Oct 10 (Reuters) - Diamondback Energy ( FANG ) on
Thursday signaled lower prices for its third-quarter oil and gas
production, making it the third U.S. shale producer to do so in
just a week.
Oil prices declined in the July-September quarter due to
concerns about global oil demand growth.
Meanwhile, U.S. natural gas prices have collapsed to
multi-year lows in 2024, with prices in the Waha hub
in West Texas turning negative a record number
of times.
Diamondback said average hedged realized prices for the
third-quarter oil production were $72.32 per barrel, down from
$78.55 in the second quarter.
The company realized 60 cents per thousand cubic feet (Mcf)
of natural gas sales after hedging in the three months ended
Sept. 30, compared with $1.03 per Mcf in the April-June period.
However, it realized a loss of 26 cents Mcf of unhedged
natural gas sales during the third quarter.
Diamondback's warning comes just a day after Occidental
Petroleum ( OXY ) flagged lower prices for its production.
Industry bellwether Exxon Mobil ( XOM ) warned last week that it
could take a hit of up to $1 billion to its upstream profits.

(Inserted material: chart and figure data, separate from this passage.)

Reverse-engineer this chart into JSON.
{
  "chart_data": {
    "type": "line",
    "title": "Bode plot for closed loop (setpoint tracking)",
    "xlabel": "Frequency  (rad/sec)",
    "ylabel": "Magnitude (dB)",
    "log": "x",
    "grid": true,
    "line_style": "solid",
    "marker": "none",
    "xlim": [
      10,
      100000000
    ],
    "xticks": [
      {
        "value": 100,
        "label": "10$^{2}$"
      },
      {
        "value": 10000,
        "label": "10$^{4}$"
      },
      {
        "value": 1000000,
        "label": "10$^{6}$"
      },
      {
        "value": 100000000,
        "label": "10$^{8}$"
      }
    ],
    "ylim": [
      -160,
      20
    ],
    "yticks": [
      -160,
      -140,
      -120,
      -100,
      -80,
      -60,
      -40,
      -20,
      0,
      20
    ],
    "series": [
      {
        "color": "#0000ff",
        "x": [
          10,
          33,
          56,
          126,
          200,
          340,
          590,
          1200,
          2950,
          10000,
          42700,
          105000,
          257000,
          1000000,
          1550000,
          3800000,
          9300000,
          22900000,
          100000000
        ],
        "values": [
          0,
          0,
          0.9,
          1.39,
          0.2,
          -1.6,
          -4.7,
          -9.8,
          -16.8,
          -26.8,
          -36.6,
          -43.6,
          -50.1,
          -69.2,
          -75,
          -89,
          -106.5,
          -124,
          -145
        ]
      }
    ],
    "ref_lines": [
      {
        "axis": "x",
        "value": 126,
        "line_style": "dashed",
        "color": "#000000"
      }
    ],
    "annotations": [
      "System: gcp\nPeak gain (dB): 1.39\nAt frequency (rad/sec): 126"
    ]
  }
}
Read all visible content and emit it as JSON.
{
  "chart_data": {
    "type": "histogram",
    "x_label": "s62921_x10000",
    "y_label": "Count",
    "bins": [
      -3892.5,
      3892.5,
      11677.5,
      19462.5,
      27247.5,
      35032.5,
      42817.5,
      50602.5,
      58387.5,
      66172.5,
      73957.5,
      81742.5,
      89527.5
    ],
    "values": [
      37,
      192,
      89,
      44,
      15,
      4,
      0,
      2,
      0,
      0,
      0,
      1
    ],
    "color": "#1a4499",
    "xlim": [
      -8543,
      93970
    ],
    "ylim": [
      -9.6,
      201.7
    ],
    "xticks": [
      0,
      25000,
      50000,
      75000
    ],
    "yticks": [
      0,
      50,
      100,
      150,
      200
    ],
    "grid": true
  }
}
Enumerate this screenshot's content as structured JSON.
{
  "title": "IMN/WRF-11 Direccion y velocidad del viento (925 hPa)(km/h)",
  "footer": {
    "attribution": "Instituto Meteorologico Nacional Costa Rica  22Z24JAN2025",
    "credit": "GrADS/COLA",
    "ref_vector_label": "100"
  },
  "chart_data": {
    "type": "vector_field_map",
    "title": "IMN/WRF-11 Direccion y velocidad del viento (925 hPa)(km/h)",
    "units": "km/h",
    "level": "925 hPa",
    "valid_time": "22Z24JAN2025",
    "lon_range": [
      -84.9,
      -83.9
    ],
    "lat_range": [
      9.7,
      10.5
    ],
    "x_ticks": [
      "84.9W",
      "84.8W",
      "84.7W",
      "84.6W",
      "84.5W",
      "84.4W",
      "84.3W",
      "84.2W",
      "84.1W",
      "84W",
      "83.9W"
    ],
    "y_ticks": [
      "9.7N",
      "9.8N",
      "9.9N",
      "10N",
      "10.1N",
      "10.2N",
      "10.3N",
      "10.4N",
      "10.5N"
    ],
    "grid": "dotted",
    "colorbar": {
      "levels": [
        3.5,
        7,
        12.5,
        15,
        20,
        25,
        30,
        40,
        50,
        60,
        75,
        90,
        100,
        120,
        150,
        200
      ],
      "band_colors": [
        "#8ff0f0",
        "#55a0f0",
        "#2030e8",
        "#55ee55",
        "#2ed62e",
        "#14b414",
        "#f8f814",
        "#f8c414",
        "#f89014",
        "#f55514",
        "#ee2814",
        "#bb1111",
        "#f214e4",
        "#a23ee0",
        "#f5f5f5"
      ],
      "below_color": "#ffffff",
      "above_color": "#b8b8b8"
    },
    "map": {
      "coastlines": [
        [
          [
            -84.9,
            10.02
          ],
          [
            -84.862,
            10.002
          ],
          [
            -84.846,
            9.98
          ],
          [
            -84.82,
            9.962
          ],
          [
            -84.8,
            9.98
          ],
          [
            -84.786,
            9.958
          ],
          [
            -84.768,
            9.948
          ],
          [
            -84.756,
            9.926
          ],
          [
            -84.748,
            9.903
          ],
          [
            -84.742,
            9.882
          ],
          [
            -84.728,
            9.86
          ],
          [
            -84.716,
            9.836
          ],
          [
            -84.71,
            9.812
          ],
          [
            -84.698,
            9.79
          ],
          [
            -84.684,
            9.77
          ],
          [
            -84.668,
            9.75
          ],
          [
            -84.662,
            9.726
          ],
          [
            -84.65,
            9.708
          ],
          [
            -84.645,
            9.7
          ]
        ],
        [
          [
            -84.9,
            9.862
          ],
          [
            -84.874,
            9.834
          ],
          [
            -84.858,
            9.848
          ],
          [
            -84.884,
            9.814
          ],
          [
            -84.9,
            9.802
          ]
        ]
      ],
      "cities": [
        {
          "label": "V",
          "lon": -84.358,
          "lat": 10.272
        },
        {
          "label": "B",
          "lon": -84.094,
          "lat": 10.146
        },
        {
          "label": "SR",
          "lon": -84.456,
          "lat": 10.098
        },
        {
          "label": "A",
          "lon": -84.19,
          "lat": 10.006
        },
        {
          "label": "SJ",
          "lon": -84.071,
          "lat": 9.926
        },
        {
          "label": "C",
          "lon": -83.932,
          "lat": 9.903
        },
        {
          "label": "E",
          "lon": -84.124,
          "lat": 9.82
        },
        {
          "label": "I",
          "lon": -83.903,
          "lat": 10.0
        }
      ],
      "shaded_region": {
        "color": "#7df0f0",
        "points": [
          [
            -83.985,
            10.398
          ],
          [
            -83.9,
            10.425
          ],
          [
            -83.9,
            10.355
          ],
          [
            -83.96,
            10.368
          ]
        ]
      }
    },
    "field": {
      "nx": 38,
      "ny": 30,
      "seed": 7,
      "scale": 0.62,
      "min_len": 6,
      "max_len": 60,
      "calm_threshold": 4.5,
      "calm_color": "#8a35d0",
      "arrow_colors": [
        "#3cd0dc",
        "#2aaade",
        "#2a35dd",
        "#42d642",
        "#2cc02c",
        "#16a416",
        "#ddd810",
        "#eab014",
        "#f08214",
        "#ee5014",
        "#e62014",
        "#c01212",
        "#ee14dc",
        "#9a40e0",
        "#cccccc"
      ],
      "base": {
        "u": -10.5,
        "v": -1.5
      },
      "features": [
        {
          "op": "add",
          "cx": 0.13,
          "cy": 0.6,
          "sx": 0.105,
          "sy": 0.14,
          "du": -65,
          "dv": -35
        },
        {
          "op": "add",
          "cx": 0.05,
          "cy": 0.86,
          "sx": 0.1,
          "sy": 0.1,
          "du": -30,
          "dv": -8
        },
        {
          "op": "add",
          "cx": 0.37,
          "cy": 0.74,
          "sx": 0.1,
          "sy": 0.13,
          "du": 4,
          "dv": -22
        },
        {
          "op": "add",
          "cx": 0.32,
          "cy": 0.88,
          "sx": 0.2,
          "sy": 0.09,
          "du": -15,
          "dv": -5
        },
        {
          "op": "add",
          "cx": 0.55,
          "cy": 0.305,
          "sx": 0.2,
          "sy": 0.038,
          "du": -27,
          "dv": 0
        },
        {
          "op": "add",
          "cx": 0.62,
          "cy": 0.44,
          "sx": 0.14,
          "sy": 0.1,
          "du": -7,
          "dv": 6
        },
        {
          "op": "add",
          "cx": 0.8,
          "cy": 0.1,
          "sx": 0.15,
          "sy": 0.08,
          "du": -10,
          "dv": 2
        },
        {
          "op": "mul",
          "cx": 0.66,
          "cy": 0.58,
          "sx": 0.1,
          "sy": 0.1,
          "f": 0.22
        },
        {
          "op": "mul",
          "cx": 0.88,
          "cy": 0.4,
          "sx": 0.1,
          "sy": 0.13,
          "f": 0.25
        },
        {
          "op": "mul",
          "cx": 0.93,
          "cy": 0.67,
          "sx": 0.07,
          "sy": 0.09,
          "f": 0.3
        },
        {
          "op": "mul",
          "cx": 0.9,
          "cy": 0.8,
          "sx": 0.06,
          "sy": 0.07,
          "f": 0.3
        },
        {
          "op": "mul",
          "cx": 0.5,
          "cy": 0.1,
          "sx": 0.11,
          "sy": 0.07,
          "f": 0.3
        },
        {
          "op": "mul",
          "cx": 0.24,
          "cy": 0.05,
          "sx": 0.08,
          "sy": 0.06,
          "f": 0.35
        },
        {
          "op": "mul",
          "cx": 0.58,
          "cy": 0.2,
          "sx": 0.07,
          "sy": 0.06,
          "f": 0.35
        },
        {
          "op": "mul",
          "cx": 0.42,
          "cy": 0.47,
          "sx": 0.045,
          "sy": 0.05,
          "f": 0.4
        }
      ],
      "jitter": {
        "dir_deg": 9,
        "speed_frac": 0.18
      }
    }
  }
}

The company reported a non-cash gain of $135 million from
derivatives during the third quarter, compared with a non-cash
gain of $46 million in the prior quarter.
Earlier this month, Diamondback had raised its third-quarter
production forecast to reflect the $26 billion acquisition of
Endeavor Energy.
It expects to produce between 565,000 to 569,000 barrels of
oil equivalent per day in the quarter.